Gaziantep’te tadılacak lezzetler:

 Katmer: Güne başlamak için bundan daha iyi bir seçenek olamaz! İncecik açılmış hamurun arasına Antep fıstığı ve kaymak konarak yapılan lezzet, üzerine pudra şekeri serpilerek servis edilir.

 Beyran: Özellikle sabah kahvaltılarında tercih edilen, kuzu etli, pirinçli ve bol sarımsaklı çorba, enerjinizi yükseltecek ve güne zinde başlamanızı sağlayacak.
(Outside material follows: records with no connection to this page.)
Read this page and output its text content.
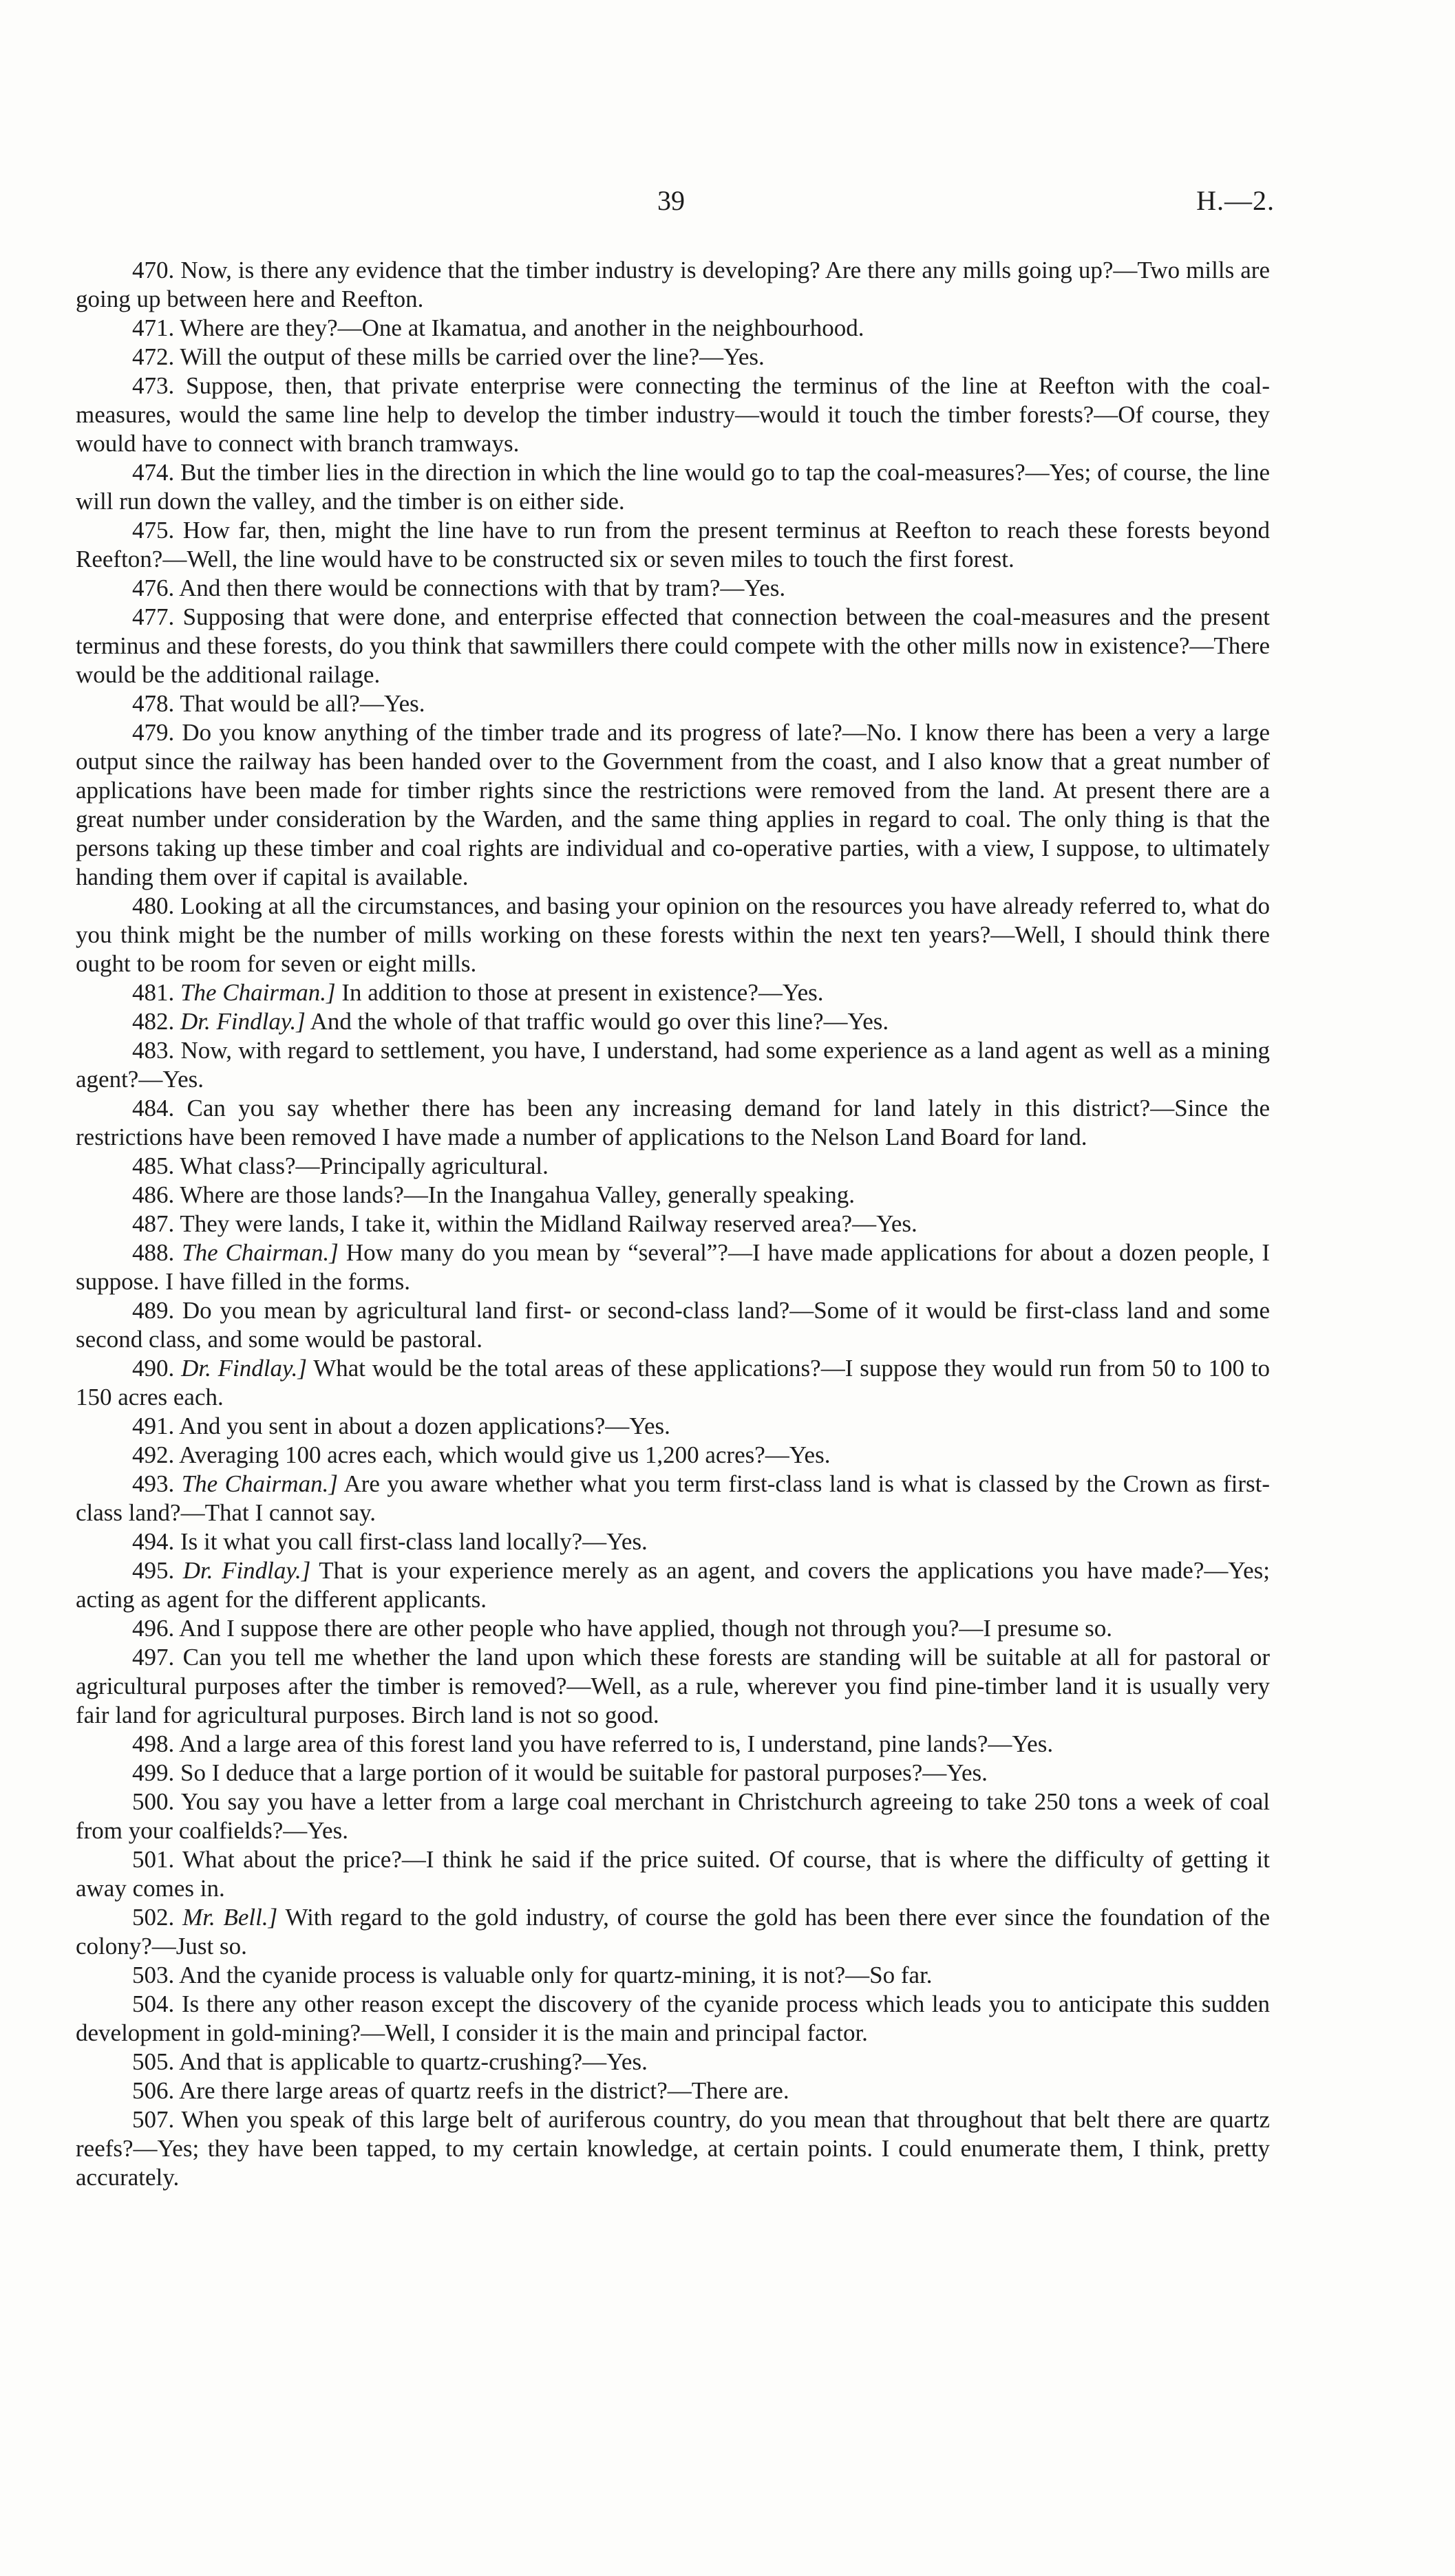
39	H.—2.

470. Now, is there any evidence that the timber industry is developing? Are there any mills going up?—Two mills are going up between here and Reefton.

471. Where are they?—One at Ikamatua, and another in the neighbourhood.

472. Will the output of these mills be carried over the line?—Yes.

473. Suppose, then, that private enterprise were connecting the terminus of the line at Reefton with the coal-measures, would the same line help to develop the timber industry—would it touch the timber forests?—Of course, they would have to connect with branch tramways.

474. But the timber lies in the direction in which the line would go to tap the coal-measures?—Yes; of course, the line will run down the valley, and the timber is on either side.

475. How far, then, might the line have to run from the present terminus at Reefton to reach these forests beyond Reefton?—Well, the line would have to be constructed six or seven miles to touch the first forest.

476. And then there would be connections with that by tram?—Yes.

477. Supposing that were done, and enterprise effected that connection between the coal-measures and the present terminus and these forests, do you think that sawmillers there could compete with the other mills now in existence?—There would be the additional railage.

478. That would be all?—Yes.

479. Do you know anything of the timber trade and its progress of late?—No. I know there has been a very a large output since the railway has been handed over to the Government from the coast, and I also know that a great number of applications have been made for timber rights since the restrictions were removed from the land. At present there are a great number under consideration by the Warden, and the same thing applies in regard to coal. The only thing is that the persons taking up these timber and coal rights are individual and co-operative parties, with a view, I suppose, to ultimately handing them over if capital is available.

480. Looking at all the circumstances, and basing your opinion on the resources you have already referred to, what do you think might be the number of mills working on these forests within the next ten years?—Well, I should think there ought to be room for seven or eight mills.

481. The Chairman.] In addition to those at present in existence?—Yes.

482. Dr. Findlay.] And the whole of that traffic would go over this line?—Yes.

483. Now, with regard to settlement, you have, I understand, had some experience as a land agent as well as a mining agent?—Yes.

484. Can you say whether there has been any increasing demand for land lately in this district?—Since the restrictions have been removed I have made a number of applications to the Nelson Land Board for land.

485. What class?—Principally agricultural.

486. Where are those lands?—In the Inangahua Valley, generally speaking.

487. They were lands, I take it, within the Midland Railway reserved area?—Yes.

488. The Chairman.] How many do you mean by “several”?—I have made applications for about a dozen people, I suppose. I have filled in the forms.

489. Do you mean by agricultural land first- or second-class land?—Some of it would be first-class land and some second class, and some would be pastoral.

490. Dr. Findlay.] What would be the total areas of these applications?—I suppose they would run from 50 to 100 to 150 acres each.

491. And you sent in about a dozen applications?—Yes.

492. Averaging 100 acres each, which would give us 1,200 acres?—Yes.

493. The Chairman.] Are you aware whether what you term first-class land is what is classed by the Crown as first-class land?—That I cannot say.

494. Is it what you call first-class land locally?—Yes.

495. Dr. Findlay.] That is your experience merely as an agent, and covers the applications you have made?—Yes; acting as agent for the different applicants.

496. And I suppose there are other people who have applied, though not through you?—I presume so.

497. Can you tell me whether the land upon which these forests are standing will be suitable at all for pastoral or agricultural purposes after the timber is removed?—Well, as a rule, wherever you find pine-timber land it is usually very fair land for agricultural purposes. Birch land is not so good.

498. And a large area of this forest land you have referred to is, I understand, pine lands?—Yes.

499. So I deduce that a large portion of it would be suitable for pastoral purposes?—Yes.

500. You say you have a letter from a large coal merchant in Christchurch agreeing to take 250 tons a week of coal from your coalfields?—Yes.

501. What about the price?—I think he said if the price suited. Of course, that is where the difficulty of getting it away comes in.

502. Mr. Bell.] With regard to the gold industry, of course the gold has been there ever since the foundation of the colony?—Just so.

503. And the cyanide process is valuable only for quartz-mining, it is not?—So far.

504. Is there any other reason except the discovery of the cyanide process which leads you to anticipate this sudden development in gold-mining?—Well, I consider it is the main and principal factor.

505. And that is applicable to quartz-crushing?—Yes.

506. Are there large areas of quartz reefs in the district?—There are.

507. When you speak of this large belt of auriferous country, do you mean that throughout that belt there are quartz reefs?—Yes; they have been tapped, to my certain knowledge, at certain points. I could enumerate them, I think, pretty accurately.
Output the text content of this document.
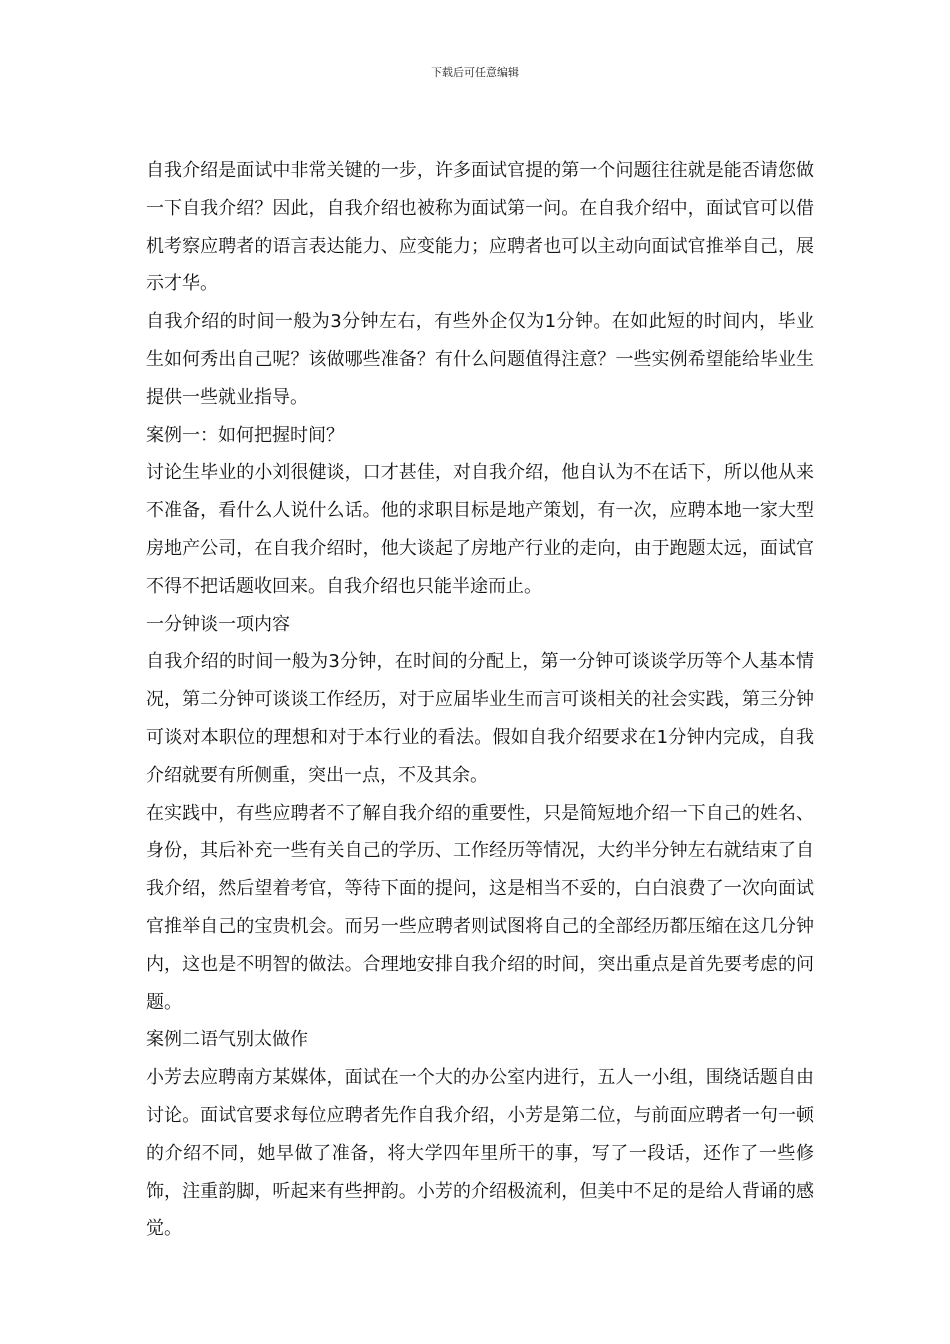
下载后可任意编辑

自我介绍是面试中非常关键的一步，许多面试官提的第一个问题往往就是能否请您做一下自我介绍？因此，自我介绍也被称为面试第一问。在自我介绍中，面试官可以借机考察应聘者的语言表达能力、应变能力；应聘者也可以主动向面试官推举自己，展示才华。

自我介绍的时间一般为3分钟左右，有些外企仅为1分钟。在如此短的时间内，毕业生如何秀出自己呢？该做哪些准备？有什么问题值得注意？一些实例希望能给毕业生提供一些就业指导。

案例一：如何把握时间？

讨论生毕业的小刘很健谈，口才甚佳，对自我介绍，他自认为不在话下，所以他从来不准备，看什么人说什么话。他的求职目标是地产策划，有一次，应聘本地一家大型房地产公司，在自我介绍时，他大谈起了房地产行业的走向，由于跑题太远，面试官不得不把话题收回来。自我介绍也只能半途而止。

一分钟谈一项内容

自我介绍的时间一般为3分钟，在时间的分配上，第一分钟可谈谈学历等个人基本情况，第二分钟可谈谈工作经历，对于应届毕业生而言可谈相关的社会实践，第三分钟可谈对本职位的理想和对于本行业的看法。假如自我介绍要求在1分钟内完成，自我介绍就要有所侧重，突出一点，不及其余。

在实践中，有些应聘者不了解自我介绍的重要性，只是简短地介绍一下自己的姓名、身份，其后补充一些有关自己的学历、工作经历等情况，大约半分钟左右就结束了自我介绍，然后望着考官，等待下面的提问，这是相当不妥的，白白浪费了一次向面试官推举自己的宝贵机会。而另一些应聘者则试图将自己的全部经历都压缩在这几分钟内，这也是不明智的做法。合理地安排自我介绍的时间，突出重点是首先要考虑的问题。

案例二语气别太做作

小芳去应聘南方某媒体，面试在一个大的办公室内进行，五人一小组，围绕话题自由讨论。面试官要求每位应聘者先作自我介绍，小芳是第二位，与前面应聘者一句一顿的介绍不同，她早做了准备，将大学四年里所干的事，写了一段话，还作了一些修饰，注重韵脚，听起来有些押韵。小芳的介绍极流利，但美中不足的是给人背诵的感觉。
 Alinazik: Közlenmiş patlıcan püresi üzerine sarımsaklı yoğurt ve kıyma kavurmasıyla hazırlanan yemek, Gaziantep mutfağının en özel tatlarından biri.

 Fıstıklı Kebap: Adından da anlaşılacağı gibi, Antep fıstığının kebapla buluştuğu eşsiz lezzet, damaklarda unutulmaz bir iz bırakır.

 Baklava ve Künefe: Gaziantep’e gelip baklava ve künefe yemeden dönmek elbette düşünülemez. Geleneksel yöntemlerle hazırlanan, bol fıstıklı ve şerbetli bu tatlılar, midenizde bayram havası estirecek. Farklı baklava çeşitlerini denemeyi ihmal etmeyin.

Şanlıurfa – Peygamberler Şehri ve Göbeklitepe’nin sırrı

Gaziantep’ten sonraki durağımız, tarihin sıfır noktası olarak kabul edilen Göbeklitepe’ye ev sahipliği yapan ve peygamberler şehri olarak bilinen Şanlıurfa. Burası, ruhani atmosferi ve eşsiz kültürel mirasıyla sizi derinden etkileyecek.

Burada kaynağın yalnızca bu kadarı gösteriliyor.